GET tweets-2020.09.22/_search

Here we are assuming the tweets were ingested on Sep 27, 2020. The output should look like this:

{
  "took" : 0,
  "timed_out" : false,
  "_shards" : {
    "total" : 1,
    "successful" : 1,
    "skipped" : 0,
    "failed" : 0
  },
  "hits" : {
    "total" : {
      "value" : 9551,
      "relation" : "eq"
    },
    "max_score" : 1.0,
    "hits" : [
      {
        "_index" : "tweets-2020.09.27",
        "_type" : "_doc",
        "_id" : "4Fzx0XQBAxCM3ol7ftQk",
        "_score" : 1.0,
        "_source" : {
          "created_at" : "Sun Sep 27 22:17:11 +0000 2020",
          "timestamp_ms" : "1601245031657",
          "id_str" : "1310342751716880386",
          "text" : "RT @robbystarbuck: Breaking news: You guys are gonna want to sit down for this.

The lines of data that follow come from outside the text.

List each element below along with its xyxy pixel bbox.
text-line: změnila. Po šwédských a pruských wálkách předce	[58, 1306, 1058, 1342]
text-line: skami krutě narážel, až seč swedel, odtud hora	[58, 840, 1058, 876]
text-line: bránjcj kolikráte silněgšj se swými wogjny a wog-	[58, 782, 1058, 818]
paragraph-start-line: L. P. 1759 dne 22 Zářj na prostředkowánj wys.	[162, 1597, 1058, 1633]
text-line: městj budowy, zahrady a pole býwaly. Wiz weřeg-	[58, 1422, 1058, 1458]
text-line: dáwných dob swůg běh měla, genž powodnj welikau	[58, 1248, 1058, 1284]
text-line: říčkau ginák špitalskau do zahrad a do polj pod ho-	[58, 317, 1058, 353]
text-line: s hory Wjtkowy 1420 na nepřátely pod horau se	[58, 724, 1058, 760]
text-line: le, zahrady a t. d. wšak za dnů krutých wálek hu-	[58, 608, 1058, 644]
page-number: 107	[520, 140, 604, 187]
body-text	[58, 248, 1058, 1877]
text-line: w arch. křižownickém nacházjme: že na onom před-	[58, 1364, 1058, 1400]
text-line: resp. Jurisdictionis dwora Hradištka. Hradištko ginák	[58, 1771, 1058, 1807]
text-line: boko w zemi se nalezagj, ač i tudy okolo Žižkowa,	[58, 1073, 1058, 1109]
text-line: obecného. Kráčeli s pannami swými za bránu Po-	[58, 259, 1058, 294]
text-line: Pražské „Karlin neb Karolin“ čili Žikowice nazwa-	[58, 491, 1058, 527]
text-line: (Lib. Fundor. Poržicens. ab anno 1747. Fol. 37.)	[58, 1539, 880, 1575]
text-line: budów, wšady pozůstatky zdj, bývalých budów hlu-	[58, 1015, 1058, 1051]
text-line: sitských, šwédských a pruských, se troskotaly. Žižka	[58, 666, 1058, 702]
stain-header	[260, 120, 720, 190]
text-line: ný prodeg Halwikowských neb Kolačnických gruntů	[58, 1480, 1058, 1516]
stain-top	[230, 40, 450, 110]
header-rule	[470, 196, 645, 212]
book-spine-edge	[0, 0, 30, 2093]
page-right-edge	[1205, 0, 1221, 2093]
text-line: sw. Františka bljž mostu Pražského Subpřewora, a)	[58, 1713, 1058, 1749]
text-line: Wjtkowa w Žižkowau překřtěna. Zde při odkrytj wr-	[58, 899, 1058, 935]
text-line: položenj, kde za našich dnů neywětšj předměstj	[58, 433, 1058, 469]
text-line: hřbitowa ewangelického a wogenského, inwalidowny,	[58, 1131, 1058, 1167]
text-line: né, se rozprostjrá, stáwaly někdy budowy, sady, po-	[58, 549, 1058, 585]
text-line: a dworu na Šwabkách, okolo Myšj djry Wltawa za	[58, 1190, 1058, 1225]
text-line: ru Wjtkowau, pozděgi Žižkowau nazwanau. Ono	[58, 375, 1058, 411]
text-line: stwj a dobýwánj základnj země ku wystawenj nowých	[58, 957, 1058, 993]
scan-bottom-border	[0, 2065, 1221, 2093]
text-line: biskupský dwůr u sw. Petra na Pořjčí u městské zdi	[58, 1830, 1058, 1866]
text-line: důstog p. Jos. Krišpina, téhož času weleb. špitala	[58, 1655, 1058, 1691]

It turns out rich people and their companies have entire te…",
          "source" : """<a href="http://twitter.com/download/iphone" rel="nofollow">Twitter for iPhone</a>""",
          "favorited" : false,
          "retweeted" : false,
          "lang" : "en",
          "user_id_str" : "868768568283975680",
          "user_name" : "Sahidkapadia",
          "user_screen_name" : "Sahidkapadia3",
          "user_description" : null,
          "user_verified" : false,
          "user_followers_count" : 91,
          "user_friends_count" : 526,
          "user_listed_count" : 0,
          "user_favourites_count" : 127917,
          "user_created_at" : "Sun May 28 09:59:02 +0000 2017",
          "user_lang" : null
        }
      },
   ...
}

Tweets fields are mapped to output fields in Jolt Specification field the Map Tweet Fields processor. The default mapping is:

[
  {
    "operation": "shift",
    "spec": {
      "created_at": "created_at",
      "time_zone": "time_zone",
      "utc_offset": "utc_offset",
      "timestamp_ms": "timestamp_ms",
      "id_str": "id_str",
      "text": "text",
      "source": "source",
      "favorited": "favorited",
      "retweeted": "retweeted",
      "possibly_sensitive": "possibly_sensitive",
      "lang": "lang",
      "user": {
        "id_str": "user_id_str",
        "name": "user_name",
        "screen_name": "user_screen_name",
        "description": "user_description",
        "verified": "user_verified",
        "followers_count": "user_followers_count",
        "friends_count": "user_friends_count",
        "listed_count": "user_listed_count",
        "favourites_count": "user_favourites_count",
        "created_at": "user_created_at",
        "lang": "user_lang"
      },
      "entities": {
        "urls": {
          "*": {
            "url": "url_&1",
            "expanded_url": "url_expanded_&1",
            "display_url": "url_display_&1"
          }
        }
      }
    }
  }
]

Note that this mapping allows for 3 URLs in the tweet that are flattened out at the top level of the JSON. When a tweet lacks URLs, like the earlier example tqweet, the URL fields are simply omitted.

If you want to map more or fewer fields, or use different Elasticsearch field names, you can change this specification as needed. If and when you update the field mapping, you must restart Nifi.